3. Hukuk Dairesi 2016/4253 E. , 2017/15246 K.
"İçtihat Metni"MAHKEMESİ :ASLİYE HUKUK MAHKEMESİ
Taraflar arasındaki menfi tespit davasının mahkemece yapılan yargılaması sonucunda, davanın reddine yönelik olarak verilen hükmün, süresi içinde davacı vekili tarafından temyiz edilmesi üzerine; temyiz dilekçesinin kabulüne karar verildikten sonra, dosya içerisindeki kağıtlar okunup gereği düşünüldü:
Y A R G I T A Y K A R A R I
Davacı; tarımsal sulama abonesi olduğunu, sayacın okunmasında usulsüz kullanımın tespit edildiğini, ceza dosyasında davalı kurum zararın 12.506,00 TL olarak tespit edildiğini, bu zarar bedelini davalı kuruma ödendiğini, buna rağmen davalı kurumun 106.168,30 TL borç bildiriminde bulunduğunu, ceza dosyasındaki tespite rağmen 93.662,00 TL fazla borç bildirildiğini belirterek, 93.662,00 TL yönünden borçlu olmağının tespitini karar verilmesini talep ve dava etmiştir.
Davalı, davanın reddine karar verilmesini talep etmiştir.
Mahkemece, davanın reddine karar verilmiş, hüküm davacı vekili tarafından temyiz edilmiştir.
1- Dosyadaki yazılara, kararın dayandığı delillerle kanuni gerektirici sebeplere ve özellikle delillerin takdirinde bir isabetsizlik görülmemesine göre, davacının sair temyiz itirazları yerinde değildir.
2- Dava, kaçak elektrik kullanımından dolayı tahakkuk ettirilen faturalardan borçlu olmadığının tespiti istemine ilişkindir.

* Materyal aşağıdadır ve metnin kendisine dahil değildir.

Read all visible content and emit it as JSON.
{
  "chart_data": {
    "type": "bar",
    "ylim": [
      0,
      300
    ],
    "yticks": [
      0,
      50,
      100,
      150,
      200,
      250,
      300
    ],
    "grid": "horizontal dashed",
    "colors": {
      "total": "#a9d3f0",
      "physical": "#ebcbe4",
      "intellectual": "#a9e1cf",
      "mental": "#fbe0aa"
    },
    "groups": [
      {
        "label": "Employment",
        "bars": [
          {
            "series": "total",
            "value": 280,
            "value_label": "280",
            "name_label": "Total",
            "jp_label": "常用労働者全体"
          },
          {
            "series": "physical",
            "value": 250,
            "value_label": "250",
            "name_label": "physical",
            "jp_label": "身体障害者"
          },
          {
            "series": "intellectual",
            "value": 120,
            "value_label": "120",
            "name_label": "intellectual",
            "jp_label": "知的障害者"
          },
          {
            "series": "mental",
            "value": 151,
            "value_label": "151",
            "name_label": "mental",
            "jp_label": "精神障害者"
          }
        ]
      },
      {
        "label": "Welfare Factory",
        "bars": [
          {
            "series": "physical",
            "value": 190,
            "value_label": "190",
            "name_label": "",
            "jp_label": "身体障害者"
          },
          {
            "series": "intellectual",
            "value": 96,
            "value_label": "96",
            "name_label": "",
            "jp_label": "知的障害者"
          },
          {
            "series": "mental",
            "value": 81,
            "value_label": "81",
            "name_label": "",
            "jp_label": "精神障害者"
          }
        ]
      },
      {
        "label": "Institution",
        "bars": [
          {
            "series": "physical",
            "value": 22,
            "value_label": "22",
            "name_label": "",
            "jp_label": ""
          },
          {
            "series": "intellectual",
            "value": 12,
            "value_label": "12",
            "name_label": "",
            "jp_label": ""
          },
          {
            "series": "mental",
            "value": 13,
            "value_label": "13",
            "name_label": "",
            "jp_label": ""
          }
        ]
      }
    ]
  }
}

Somut olayda; dava konusu kullanıma ilişkin davacının sanık sıfatıyla yer aldığı ... Asliye Ceza Mahkemesi 2010/283 Esas, 2013/231 Karar sayılı ve 01.09.2013 tarihli kararında davacının karşılıksız yararlanma fiili sabit görülmüş, 12.506,11 TL kurum zararının sanık tarafından karşılanmış ve hükmün açıklanmasının geri bırakılmasına karar verilmiştir.
O halde; mahkemece, davacının, ceza yargılamasında kurum zararının karşılanması için yapmış olduğu 12.506,11 TL tutarındaki ödemenin, davalı kuruma olan ve aynı eylemden doğan borcundan mahsubu gerekirken, yazılı şekilde yazılı şekilde hüküm kurulması usul ve yasaya aykırı olup, bu husus bozmayı gerektirmiştir.
-2-
SONUÇ; Yukarıda birinci bentte yazılı nedenler ile davacının sair temyiz itirazlarının reddine, ikinci bentte yazılı nedenler ile hükmün HUMK.nun 428. maddesi gereğince davacı yararına BOZULMASINA ve peşin alınan temyiz harcının istek halinde temyiz edene iadesine, 6100 sayılı HMK"nun geçici madde 3 atfıyla 1086 sayılı HUMK.nun 440.maddesi gereğince kararın tebliğinden itibaren 15 günlük süre içerisinde karar düzeltme yolu açık olmak üzere, 02.11.2017 tarihinde oybirliğiyle karar verildi.